Jan 31, 2010

Kill your application with Hibernate subselect!

If you want to kill your application silently the best way is to use Hibernate 'subselect' fetching strategy. Lets discuss the issue in details. Imagine that you have entities 'Post' and 'Comment' in the domain model with corresponding tables in the database:

public class Post {
    private Long id;
    private String title;
    private String body;
    private Set<Comment> comments;
    ...
}

public class Comment {
    private Long id;
    private String text;
    ...
}


Of course you use 'one to many' relationship to map relations between posts and comments (using 'post_id' column from comments table). It doesn't matter what mapping type you prefer (annotations of XML based). All seems good at this moment and you decide to choose 'subselect' fetching strategy for comments collection. You also create a number of unit tests to make sure that you mapping is well done and works fine. Now you want to create method to find last 10 posts for your home page. You decide to use Criteria API for this purpose:

List posts = session.createCriteria(Post.class)
     .addOrder(Order.desc("id"))
     .setMaxResults(10)
     .list();


You again create some unit tests to make sure that method works as expected. But of course you don't review SQL queries in Hibernate logs to check if all is as you expect to be. Hibernate generates following SQL queries for you (example from PostgreSQL database):

select post0_.id as id0_, 
post0_.title as title0_, 
post0_.body as body0_ 
from Post post0_ 
order by
post0_.id desc
limit 10;

select
comment0_.post_id as post5_1_,
comment0_.id as id1_0_,
comment0_.text as text1_0_
from Comment comment0_ 
where comment0_.post_id in (
   select post0_.id 
   from Post post0_
); 


Pay attention to the second query, especially to its subquery part. Limitation is not included in the subquery! What is going on here? It seems that Hibernate is going to load full comments table in memory and then select from them related to top posts selected before. Crazy behavior! Initially, when database is empty or there is low amount of comments, your application will work well.
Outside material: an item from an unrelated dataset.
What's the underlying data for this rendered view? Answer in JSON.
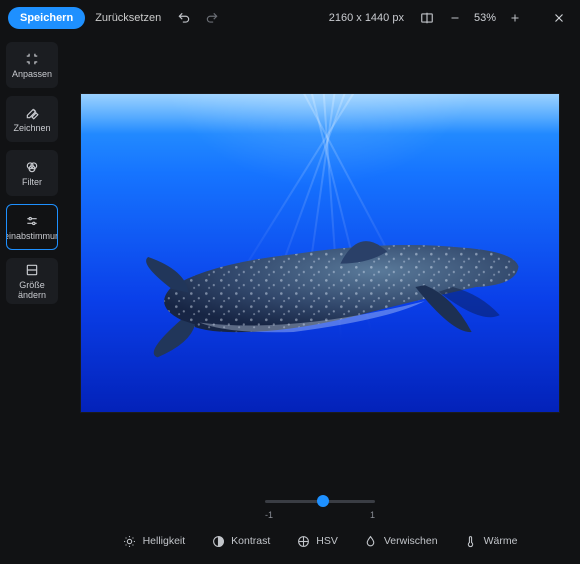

But every time somebody opens your home page with top blogs shown query loads all comments in memory, so you have performance penalty. This penalty is proportional to the number of comments in the database. Once (may be after some monthes of usage in production) you will find that all memory allocated to your application is filled and garbage collector eats 100% of CPU time. Thanks god for profilers, especially for VisualVM. It is hard to believe that such small issue in Hibernate may cause such dramatic effects. There is an opened issue in Hibernate bug tracker, but it has minor priority. We need to keep living with it, so another approach should be applied. The best way to avoid these issues is to use 'batch select' fetching strategy with lazy loading (or without it depending on application needs). Be careful and develop with pleasure!